Page 1 of 1

Regular Expression Exclusion

Posted: 07 Aug 2014, 19:04
by Bogomips
Looked at what the Net has to offer, but no one has offered a solution which can be generalized. The problem is simple. There is a string of charcters s which would produce a 'non-match'. i.e. any string with substring s would not match this RE. Can any bright sparks produce this RE?

Simple example: porteus.org ends up in a blanket blacklist, so wish to whitelist everythinng porteus except for strings with 'mchat', using an RE, as 'mchat' quite often throws browser into tight loop.

Would be grateful for an elegant solution. :unknown:

Re: Regular Expression Exclusion

Posted: 08 Aug 2014, 01:02
by brokenman
Any particular reason you need a REGEX for this? Depending on the tool you are using there may be other more elegant ways. In any case with a REGEX you could use negative look ahead.

Code: Select all

(?!^mchat$)(^.*$)

Re: Regular Expression Exclusion

Posted: 08 Aug 2014, 20:36
by Bogomips
brokenman wrote:Any particular reason you need a REGEX for this? Depending on the tool you are using there may be other more elegant ways.
Using Silent Block, an excellent Moz Add-on from Japan. On the one hand there is a blacklist, which is processed first, before the whitelist. All matches are REGEX. You have no idea the amount of rubbish that gets logged as blocked. Not having the luxury of 8 processors, have to protect single cpu from onslaught of scripts, So had already blocked doubleclick.net long before it achieved NSA notoriety. 8) After instituting blocks was amazed by the almost instantaneous nature of system responses. Final RE in my blacklist is now '\.js$' :evil:
brokenman wrote:In any case with a REGEX you could use negative look ahead.

Code: Select all

(?!^mchat$)(^.*$)
Thanks, I'll try that. :good:

Re: Regular Expression Exclusion

Posted: 10 Aug 2014, 15:41
by Bogomips
brokenman wrote:In any case with a REGEX you could use negative look ahead.

Code: Select all

(?!^mchat$)(^.*$)
In trying to understand suggested RE, trawled the Net for 'look ahead'. Came across cookkbook recipe for excluding strings containing a certain substring, in this case 'invalid':

Code: Select all

^(?!.*invalid.*).*
Began to look like the suggested RE for 'mchat' would not work. Anyway came across bewildering amount of technical detail and discussion about anchors and efficiency. Forced to go back to first principles and simple logic of what was required.

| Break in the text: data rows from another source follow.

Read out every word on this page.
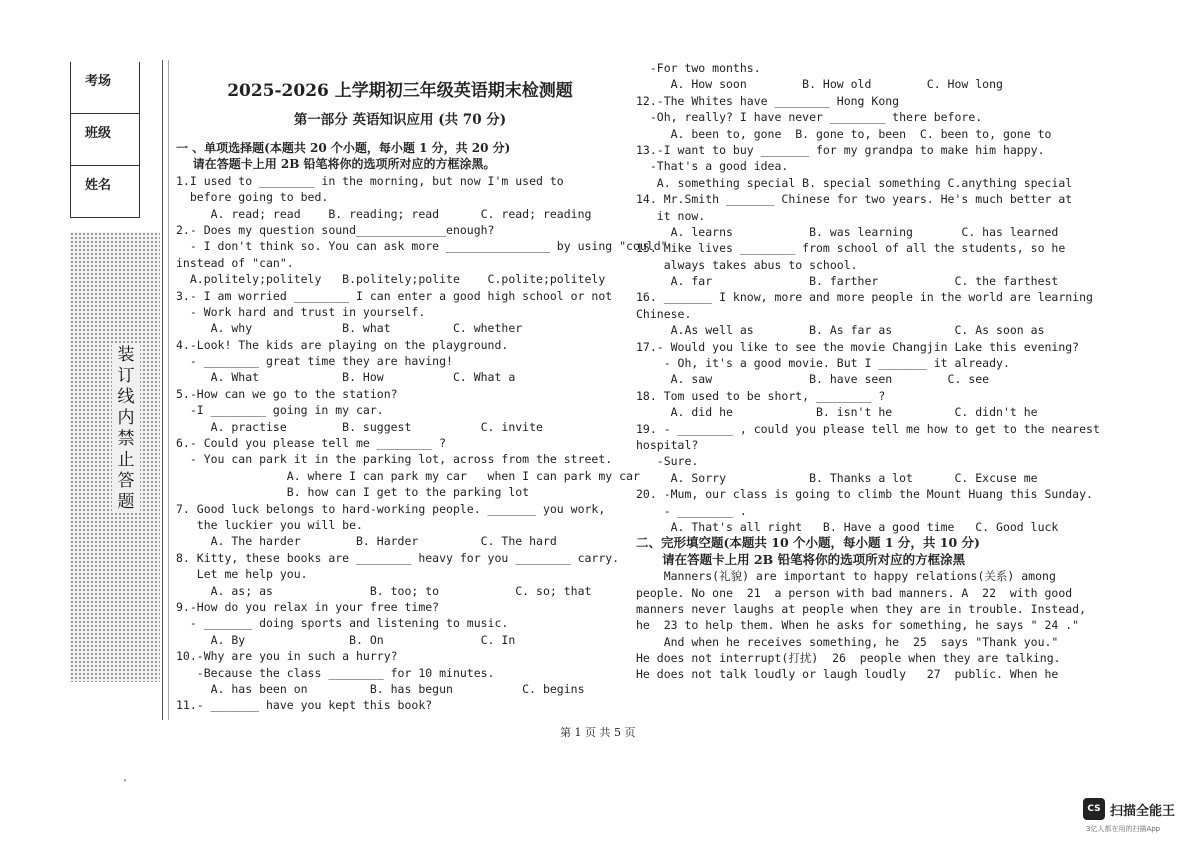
考场
班级
姓名
装订线内禁止答题
2025-2026 上学期初三年级英语期末检测题
第一部分 英语知识应用 (共 70 分)
一 、单项选择题(本题共 20 个小题，每小题 1 分，共 20 分)
请在答题卡上用 2B 铅笔将你的选项所对应的方框涂黑。
1.I used to ________ in the morning, but now I'm used to
before going to bed.
A. read; read    B. reading; read      C. read; reading
2.- Does my question sound_____________enough?
- I don't think so. You can ask more _______________ by using "could"
instead of "can".
A.politely;politely   B.politely;polite    C.polite;politely
3.- I am worried ________ I can enter a good high school or not
- Work hard and trust in yourself.
A. why             B. what         C. whether
4.-Look! The kids are playing on the playground.
- ________ great time they are having!
A. What            B. How          C. What a
5.-How can we go to the station?
-I ________ going in my car.
A. practise        B. suggest          C. invite
6.- Could you please tell me ________ ?
- You can park it in the parking lot, across from the street.
A. where I can park my car   when I can park my car
B. how can I get to the parking lot
7. Good luck belongs to hard-working people. _______ you work,
the luckier you will be.
A. The harder        B. Harder         C. The hard
8. Kitty, these books are ________ heavy for you ________ carry.
Let me help you.
A. as; as              B. too; to           C. so; that
9.-How do you relax in your free time?
- _______ doing sports and listening to music.
A. By               B. On              C. In
10.-Why are you in such a hurry?
-Because the class ________ for 10 minutes.
A. has been on         B. has begun          C. begins
11.- _______ have you kept this book?
-For two months.
A. How soon        B. How old        C. How long
12.-The Whites have ________ Hong Kong
-Oh, really? I have never ________ there before.
A. been to, gone  B. gone to, been  C. been to, gone to
13.-I want to buy _______ for my grandpa to make him happy.
-That's a good idea.
A. something special B. special something C.anything special
14. Mr.Smith _______ Chinese for two years. He's much better at
it now.
A. learns           B. was learning       C. has learned
15. Mike lives ________ from school of all the students, so he
always takes abus to school.
A. far              B. farther           C. the farthest
16. _______ I know, more and more people in the world are learning
Chinese.
A.As well as        B. As far as         C. As soon as
17.- Would you like to see the movie Changjin Lake this evening?
- Oh, it's a good movie. But I _______ it already.
A. saw              B. have seen        C. see
18. Tom used to be short, ________ ?
A. did he            B. isn't he         C. didn't he
19. - ________ , could you please tell me how to get to the nearest
hospital?
-Sure.
A. Sorry            B. Thanks a lot      C. Excuse me
20. -Mum, our class is going to climb the Mount Huang this Sunday.
- ________ .
A. That's all right   B. Have a good time   C. Good luck
二、完形填空题(本题共 10 个小题，每小题 1 分，共 10 分)
请在答题卡上用 2B 铅笔将你的选项所对应的方框涂黑
Manners(礼貌) are important to happy relations(关系) among
people. No one  21  a person with bad manners. A  22  with good
manners never laughs at people when they are in trouble. Instead,
he  23 to help them. When he asks for something, he says " 24 ."
And when he receives something, he  25  says "Thank you."
He does not interrupt(打扰)  26  people when they are talking.
He does not talk loudly or laugh loudly   27  public. When he
第 1 页 共 5 页
'
CS 扫描全能王
3亿人都在用的扫描App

So, as memo to myself and anyone else:
Wisdom of the Web wrote:Negative look ahead is used to match something not followed by something else.
i.e. if something is not followed by something else we have a match.

^[^u] => Start of String not followed by 'u'

Code: Select all

usa:	no match
eu:	match
Similarly: ^(?!u) => Start of String not followed by 'u'

Code: Select all

usa:		no match
eu:		match
All matches being at position 0.

Extrapolating: ^(?!.*mchat) => Start of String not followed by generalized string '.*mchat.*'

Code: Select all

No match:	http://archive.linuxfromscratch.org/lfs-museumchat/2.3.1/LFS-BOOK-2.3.1-HTML/index.html

Match:		http://media7.fast-torrent.ru/media/js/jquery-ui-1.10.3.custom1.min.js
Match being at position 0.

Expression (?!^mchat$)(^.*$):

Code: Select all

Match:		http://archive.linuxfromscratch.org/lfs-museumchat/2.3.1/LFS-BOOK-2.3.1-HTML/index.html

Match:		http://media7.fast-torrent.ru/media/js/jquery-ui-1.10.3.custom1.min.js
Matches being at position 0.

All tests done at http://www.regular-expressions.info/jav ... ample.html.

So, ^(?!.*mchat) is not very far from cookbook example ^(?!.*invalid.*).*, but someonne commenting there suggested ^(?!invalid)(.(?!invalid))*$, although more complex, would lead to a more simple (less matches) result. This defeats me.

IMHO ^(?!.*mchat) would just be one scan for 'mchat', which would decide the match.

Nonetheless it apppears that the Regular Expression to exclude a string containing a substring s would be: ^(?!.*s)

Real Life whitelist example: '.*porteus\.org(?!.*mchat)'

Code: Select all

No match:	http://forum.porteus.org/mchat/jquery_cookie_mini.jsg/styles/prosilver/template/forum_fn.js


Match:	http://forum.porteus.org/styles/prosilver/template/forum_fn.js


Match:	http://forum.porteus.org/chat/jquery_cookie_mini.jshttp://forum.porteus.org/styles/prosilver/template/forum_fn.js
Matches being at position 0 in both cases.

As opposed to 'porteus\.org(?!.*mchat)'

Code: Select all

No match:	http://forum.porteus.org/mchat/jquery_cookie_mini.js

Match:		http://forum.porteus.org/styles/prosilver/template/forum_fn.js

Match:		http://forum.porteus.org/chat/jquery_cookie_mini.jshttp://forum.porteus.org/styles/prosilver/template/forum_fn.js
In both cases match at position 13:
porteus.org

Epilog

Code: Select all

SilentBlock:  /\.js$/i
  blocked  http://forum.porteus.org/mchat/jquery-1.5.0.min.js

SilentBlock:  /\.js$/i
  blocked  http://forum.porteus.org/styles/prosilver/template/forum_fn.js
  but unblocked by  /porteus\.org(?!.*mchat)/i